I just had human shit waiting for me at the top of the escalator at Bowery. This is truly the Lord's day.
May the Lord look upon you in favor and give you pees.
Don't leave without me in the morning. I keep scaring everyone cause I'm sleeping in the bathtub.
He was streaking. We were hammered. We had roman candles. It only made sense to shoot them at him.
according to the woman who took my blood today, i have "party veins"
my mom just cut me up lemons and limes so i would have some vitamins with my tequlia
Yeah... I was considering changing that part but the boxed wine is non-negotiable.

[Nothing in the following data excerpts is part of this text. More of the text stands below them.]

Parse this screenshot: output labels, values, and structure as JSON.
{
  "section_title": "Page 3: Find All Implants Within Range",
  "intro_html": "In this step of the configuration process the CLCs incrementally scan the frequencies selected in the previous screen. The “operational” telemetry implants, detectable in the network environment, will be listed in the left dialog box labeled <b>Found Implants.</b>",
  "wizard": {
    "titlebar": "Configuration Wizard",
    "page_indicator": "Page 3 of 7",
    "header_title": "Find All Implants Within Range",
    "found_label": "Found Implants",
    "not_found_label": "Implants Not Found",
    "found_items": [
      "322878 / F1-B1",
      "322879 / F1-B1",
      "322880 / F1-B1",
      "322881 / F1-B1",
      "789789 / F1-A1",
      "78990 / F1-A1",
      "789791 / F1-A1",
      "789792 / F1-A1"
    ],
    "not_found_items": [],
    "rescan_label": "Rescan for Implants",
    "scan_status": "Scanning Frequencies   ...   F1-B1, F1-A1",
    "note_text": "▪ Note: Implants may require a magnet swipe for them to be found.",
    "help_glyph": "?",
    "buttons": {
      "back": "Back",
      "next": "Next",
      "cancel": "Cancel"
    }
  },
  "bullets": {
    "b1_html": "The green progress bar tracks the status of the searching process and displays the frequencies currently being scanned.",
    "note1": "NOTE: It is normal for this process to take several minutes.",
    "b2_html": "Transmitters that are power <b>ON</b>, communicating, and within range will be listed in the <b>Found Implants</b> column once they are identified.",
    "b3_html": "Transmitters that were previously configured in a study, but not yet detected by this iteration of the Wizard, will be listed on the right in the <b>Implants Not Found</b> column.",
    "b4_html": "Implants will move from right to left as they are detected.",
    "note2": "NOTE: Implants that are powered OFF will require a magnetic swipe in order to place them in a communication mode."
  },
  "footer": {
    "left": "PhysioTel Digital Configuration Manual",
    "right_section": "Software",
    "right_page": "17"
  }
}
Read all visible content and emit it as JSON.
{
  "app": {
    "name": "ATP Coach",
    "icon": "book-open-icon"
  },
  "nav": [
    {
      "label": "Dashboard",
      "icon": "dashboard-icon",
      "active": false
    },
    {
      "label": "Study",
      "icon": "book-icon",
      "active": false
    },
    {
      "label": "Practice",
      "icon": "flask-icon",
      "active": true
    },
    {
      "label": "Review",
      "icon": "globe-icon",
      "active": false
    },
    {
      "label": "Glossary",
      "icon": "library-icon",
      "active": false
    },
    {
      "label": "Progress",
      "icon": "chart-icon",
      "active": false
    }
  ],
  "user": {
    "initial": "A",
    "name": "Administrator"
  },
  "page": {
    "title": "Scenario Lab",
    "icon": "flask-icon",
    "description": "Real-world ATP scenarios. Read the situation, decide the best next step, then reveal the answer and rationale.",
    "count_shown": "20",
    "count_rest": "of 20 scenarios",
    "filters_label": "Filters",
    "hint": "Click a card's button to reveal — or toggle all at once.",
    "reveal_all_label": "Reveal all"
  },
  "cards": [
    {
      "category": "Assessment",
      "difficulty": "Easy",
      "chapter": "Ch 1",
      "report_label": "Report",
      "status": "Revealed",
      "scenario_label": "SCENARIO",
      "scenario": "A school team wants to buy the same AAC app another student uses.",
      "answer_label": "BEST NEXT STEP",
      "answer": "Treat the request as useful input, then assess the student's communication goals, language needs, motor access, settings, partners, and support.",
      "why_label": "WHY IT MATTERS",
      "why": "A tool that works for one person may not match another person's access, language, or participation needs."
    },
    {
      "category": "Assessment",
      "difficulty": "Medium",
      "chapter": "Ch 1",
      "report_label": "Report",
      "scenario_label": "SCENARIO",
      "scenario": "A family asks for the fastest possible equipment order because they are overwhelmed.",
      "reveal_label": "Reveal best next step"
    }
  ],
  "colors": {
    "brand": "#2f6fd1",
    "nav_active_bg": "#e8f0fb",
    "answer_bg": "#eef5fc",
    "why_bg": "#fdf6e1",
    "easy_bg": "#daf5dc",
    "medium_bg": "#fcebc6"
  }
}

We left the bar in 2 bicycle cabs. It cost thirty bucks and they took us to the wrong hotel. When we finally made it to the right one we ended up in a room with three randos from alaska. Jammed out with them for like an hour. Those inuits are good guitar players
Are taco bell cups microwave safe? I can't make that judgement right now
Does it make me immature that I debated going to this baby shower stoned, or am I normal as shit and everyone our age are having babies too young?
I just found a voice recording from Tanya's bachelorette party when we found you drunk in downtown being harassed by a crazy dude dressed like a clown and we rescued you. Attached is a voice recording of me interviewing you after we found you. I titled it Carlos Batman.
I don't get it. If he broke into Taco Bell at 2 am, then why couldn't he have brought me home a fucking taco???
Have you ever been anal in a bush on the Vegas strip drunk?
they told me that it was glow in the dark and would make me magical. I was too drunk to say no. I woke up to a purple vagina.
its like a neon Im stupid as fuck sign
While finding our clothes afterwards he says..."So do we like have to talk after this?"